(also no pressure at all to respond or anything like that! no worries at all 💜 (also, I totally get not wanting to keep pursuing a diagnosis—it sounds like a painful and upsetting process))
Thank you for this ask, honestly. This whole process has been extremely painful for me, mainly because all I ever wanted was help and I haven't gotten it at this point, which is over a year after I initially asked for it. During this time I have heard that I am dependent on others (which I am not), that nothing explains the symptoms I'm experiencing, that I should just learn to build routines (I wish it was that simple), and that it sounds like I'm not doing that bad.
And it hurts because there isn't a moment in the day where I'm not thinking about all the things I haven't done but should be doing and it's so frustrating. It's so upsetting that just because I had excellent grades in high school I "must not be doing that badly" despite me saying repeatedly that no, I am not okay and I DO need help and I also needed it back then, I just didn't know it because that was my normal.
And yeah, I do think my symptoms fit. And I know I'm in the one of the most underdiagnosed/misdiagnosed groups. And knowing what I know I find it hard to believe that I'm wrong.
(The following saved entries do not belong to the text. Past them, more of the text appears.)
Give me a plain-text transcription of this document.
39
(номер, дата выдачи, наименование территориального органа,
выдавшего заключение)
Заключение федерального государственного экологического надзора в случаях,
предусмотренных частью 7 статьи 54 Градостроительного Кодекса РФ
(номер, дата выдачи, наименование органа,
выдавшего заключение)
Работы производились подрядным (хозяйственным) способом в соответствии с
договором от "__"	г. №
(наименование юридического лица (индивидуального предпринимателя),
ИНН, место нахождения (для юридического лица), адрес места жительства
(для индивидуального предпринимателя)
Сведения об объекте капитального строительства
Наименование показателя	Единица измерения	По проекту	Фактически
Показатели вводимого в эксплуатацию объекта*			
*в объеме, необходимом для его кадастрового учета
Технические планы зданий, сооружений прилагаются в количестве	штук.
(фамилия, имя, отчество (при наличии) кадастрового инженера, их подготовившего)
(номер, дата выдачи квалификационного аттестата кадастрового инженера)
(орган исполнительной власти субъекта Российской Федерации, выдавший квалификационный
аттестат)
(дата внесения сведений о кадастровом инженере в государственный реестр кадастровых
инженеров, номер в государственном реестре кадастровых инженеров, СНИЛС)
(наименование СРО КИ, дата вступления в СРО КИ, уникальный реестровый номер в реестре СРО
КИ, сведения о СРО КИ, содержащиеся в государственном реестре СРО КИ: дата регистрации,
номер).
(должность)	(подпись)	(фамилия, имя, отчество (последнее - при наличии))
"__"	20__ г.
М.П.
The thing is that it doesn't matter if I'm right or not. I won't get treated, so I might as well be wrong about it and try to rethink the way I'm going about things. All this process has been so detrimental for my mental health that I'm actually scared to ever go to a therapist again which sucks because I REALLY DO NEED HELP.
Anyway I don't want to go on about this more even though I really have a lot of feelings pent up. No, I don't think I'm lazy but I could be and I guess that's the reality that I'm terrified of facing. And until I don't get the answers I need I don't think I will be able to do anything about it.